Review the custody order
Sometimes, people misunderstand their rights or the terms of their custody arrangements. In such scenarios, what someone thinks is a violation of their custody order might not be. Therefore, reviewing the specific terms set in the paperwork to establish whether a violation actually occurred will be important. If there has been a notable violation, then the parent denied time with the children or worried about the choices made on their behalf will want to document those issues.
Discuss the matter, if possible
Ideally, co-parents struggling to abide by the terms of the custody order can reach an amicable resolution by addressing the issue directly. Having a calm conversation discussing how one parent has shortened the other’s parenting time, denied them visitation or failed to show up for their own parenting time might result in changes. Unfortunately, some people intentionally violate custody orders in an attempt to interfere in the relationship that the other parent has with their children. In that scenario, the matter may need to go back to family court.
Secure enforcement or modification assistance
There are a few ways that the courts can help in a situation involving deviations from an established custody order. Sometimes, judges can modify a custody order, particularly when one parent has consistently failed to show up for or make use of their parenting time. Other times, they may engage in enforcement actions, which could include accusing someone of contempt of court because of their failure to abide by the custody order.
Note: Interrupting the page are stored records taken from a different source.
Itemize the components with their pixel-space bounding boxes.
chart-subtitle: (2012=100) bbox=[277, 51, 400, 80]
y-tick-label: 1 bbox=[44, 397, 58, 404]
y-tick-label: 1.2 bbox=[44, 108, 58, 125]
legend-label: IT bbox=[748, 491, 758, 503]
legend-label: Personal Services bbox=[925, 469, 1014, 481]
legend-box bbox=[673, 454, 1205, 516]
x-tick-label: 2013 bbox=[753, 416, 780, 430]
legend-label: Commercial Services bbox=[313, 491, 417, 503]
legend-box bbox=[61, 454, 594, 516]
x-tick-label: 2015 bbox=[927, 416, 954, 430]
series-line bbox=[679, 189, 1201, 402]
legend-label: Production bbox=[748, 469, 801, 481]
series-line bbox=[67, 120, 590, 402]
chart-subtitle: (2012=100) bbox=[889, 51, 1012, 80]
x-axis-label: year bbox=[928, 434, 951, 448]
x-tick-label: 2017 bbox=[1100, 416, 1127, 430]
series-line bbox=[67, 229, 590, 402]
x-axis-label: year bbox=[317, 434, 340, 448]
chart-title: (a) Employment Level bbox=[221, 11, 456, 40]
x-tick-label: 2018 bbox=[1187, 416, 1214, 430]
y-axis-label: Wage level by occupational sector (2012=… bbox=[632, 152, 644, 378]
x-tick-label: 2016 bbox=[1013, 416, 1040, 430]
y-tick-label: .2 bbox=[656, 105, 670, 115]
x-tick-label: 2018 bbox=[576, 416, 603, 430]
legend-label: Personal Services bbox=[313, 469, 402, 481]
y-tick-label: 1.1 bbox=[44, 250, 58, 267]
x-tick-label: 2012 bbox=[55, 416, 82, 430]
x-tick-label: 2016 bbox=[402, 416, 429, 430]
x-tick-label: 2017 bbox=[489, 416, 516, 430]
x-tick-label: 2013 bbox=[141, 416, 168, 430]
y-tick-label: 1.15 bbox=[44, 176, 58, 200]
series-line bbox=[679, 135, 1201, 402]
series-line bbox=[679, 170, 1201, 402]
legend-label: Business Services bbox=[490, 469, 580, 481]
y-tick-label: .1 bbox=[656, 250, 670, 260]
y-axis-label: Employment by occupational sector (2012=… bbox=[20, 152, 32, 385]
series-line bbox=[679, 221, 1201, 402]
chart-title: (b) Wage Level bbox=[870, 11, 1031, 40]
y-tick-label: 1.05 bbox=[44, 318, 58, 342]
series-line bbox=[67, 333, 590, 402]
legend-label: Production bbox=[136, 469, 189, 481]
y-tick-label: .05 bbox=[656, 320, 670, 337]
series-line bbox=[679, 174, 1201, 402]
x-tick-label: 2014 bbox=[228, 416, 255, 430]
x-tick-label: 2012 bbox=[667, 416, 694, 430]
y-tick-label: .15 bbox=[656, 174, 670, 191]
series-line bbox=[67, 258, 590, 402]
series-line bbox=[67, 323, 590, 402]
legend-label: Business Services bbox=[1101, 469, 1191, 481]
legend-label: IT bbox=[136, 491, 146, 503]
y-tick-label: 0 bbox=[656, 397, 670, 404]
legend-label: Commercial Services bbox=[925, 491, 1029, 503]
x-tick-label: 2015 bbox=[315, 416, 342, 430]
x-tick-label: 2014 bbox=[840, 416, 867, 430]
If the parent asking for enforcement support or a modification of the existing order has evidence supporting their complaints, a judge could very well intervene on their behalf. Even when there is clear documentation of one parent violating the custody order, however, the judge’s final decision will focus more on the best interests of the children than on the desires or rights of the parents. Knowing what steps to take when facing custody conflicts may help people navigate a co-parenting dispute more successfully. Seeking legal guidance is a good place to start.